December 29, 2003

him

It began when I noticed that he and one or two others were the best available choices for attraction in the limited population. As I became better acquainted with everyone, his status rose among even the two or three. I recognize the evolutionary patterns in my behavior, but that recognition changes nothing.

Throughout the months, we continued to get to know each other better, simply because we were often in close proximity due to the project to which we were both contributing. Continuous banter became a characteristic of the ''relationship;'' I could hardly call us actual friends, but we were more than just acquaintances. He was the only person I was even somewhat interested in at the time and for that reason my energy was more focused than it might otherwise have been. The fact that he paid attention to me helped, too.

I'm 95% sure that there was no reciprocating physical attraction, and I do not know whether his flirtation meant anything or not. There was physical contact, but that might have just been what he did in general; remember, we didn't know each other well.

I could never be involved with him, and I knew this at the time. Ideological differences can be a bitch. Still, he was the only real object of attention around, so my attention remained where it was.

I haven't seen him in six months. We have emailed each other perhaps five times in that duration. The project is long since completed, and I've changed careers anyway. There are more fish in the ocean, I have discovered, but even though my attention is being directed actively in new directions, I can't get him out of my mind.
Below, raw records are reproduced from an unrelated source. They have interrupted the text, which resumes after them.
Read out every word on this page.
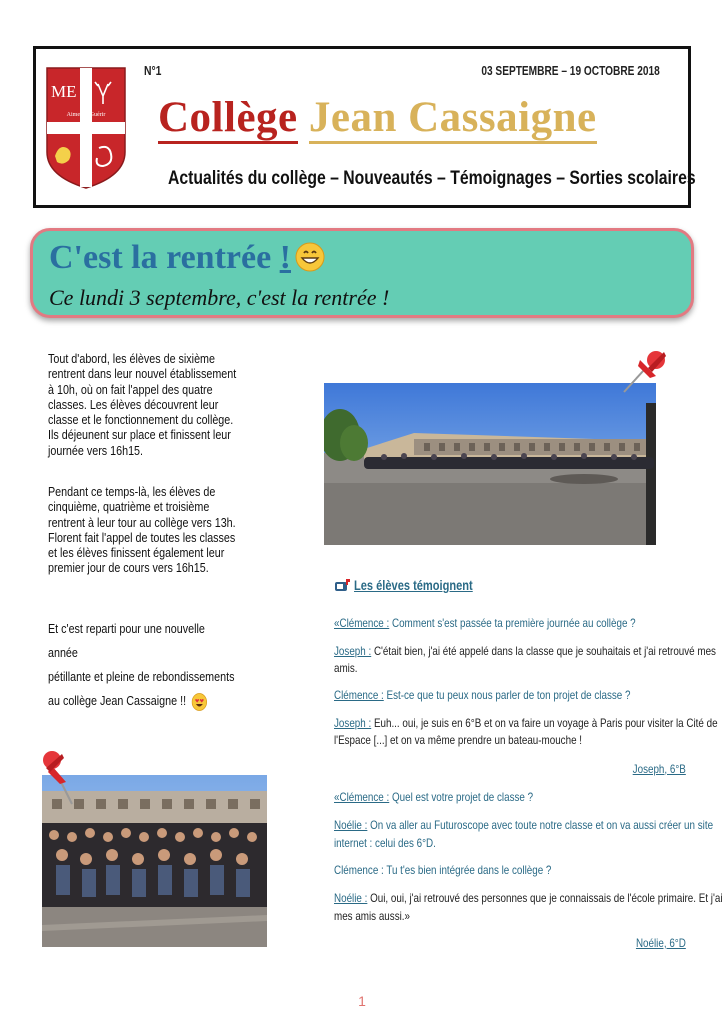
ME
Aimer & Guérir
N°1	03 SEPTEMBRE – 19 OCTOBRE 2018
Collège Jean Cassaigne
Actualités du collège – Nouveautés – Témoignages – Sorties scolaires
C'est la rentrée !
Ce lundi 3 septembre, c'est la rentrée !

Tout d'abord, les élèves de sixième

rentrent dans leur nouvel établissement

à 10h, où on fait l'appel des quatre

classes. Les élèves découvrent leur

classe et le fonctionnement du collège.

Ils déjeunent sur place et finissent leur

journée vers 16h15.

Pendant ce temps-là, les élèves de

cinquième, quatrième et troisième

rentrent à leur tour au collège vers 13h.

Florent fait l'appel de toutes les classes

et les élèves finissent également leur

premier jour de cours vers 16h15.

Et c'est reparti pour une nouvelle année

pétillante et pleine de rebondissements

au collège Jean Cassaigne !!

Les élèves témoignent
«Clémence : Comment s'est passée ta première journée au collège ?
Joseph : C'était bien, j'ai été appelé dans la classe que je souhaitais et j'ai retrouvé mes
amis.
Clémence : Est-ce que tu peux nous parler de ton projet de classe ?
Joseph : Euh... oui, je suis en 6°B et on va faire un voyage à Paris pour visiter la Cité de
l'Espace [...] et on va même prendre un bateau-mouche !
Joseph, 6°B
«Clémence : Quel est votre projet de classe ?
Noélie : On va aller au Futuroscope avec toute notre classe et on va aussi créer un site
internet : celui des 6°D.
Clémence : Tu t'es bien intégrée dans le collège ?
Noélie : Oui, oui, j'ai retrouvé des personnes que je connaissais de l'école primaire. Et j'ai
mes amis aussi.»
Noélie, 6°D
1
My emotions even perk up when I notice him log in to MSN.

Even if I discovered that my feelings were reciprocated, even if we had kept in touch, even if I had time for a relationship at this point in my life...
nothing could happen, I wouldn't allow it.

No matter how many times I remind myself of this fact, nothing changes.

Nothing has changed in six months, and I don't see anything changing anytime soon.

What do I do? How can I forget?

Posted by anonymous at December 29, 2003 10:25 PM
Comments

HA! This website is full of spam! 'giftbaskets' does make a good point though.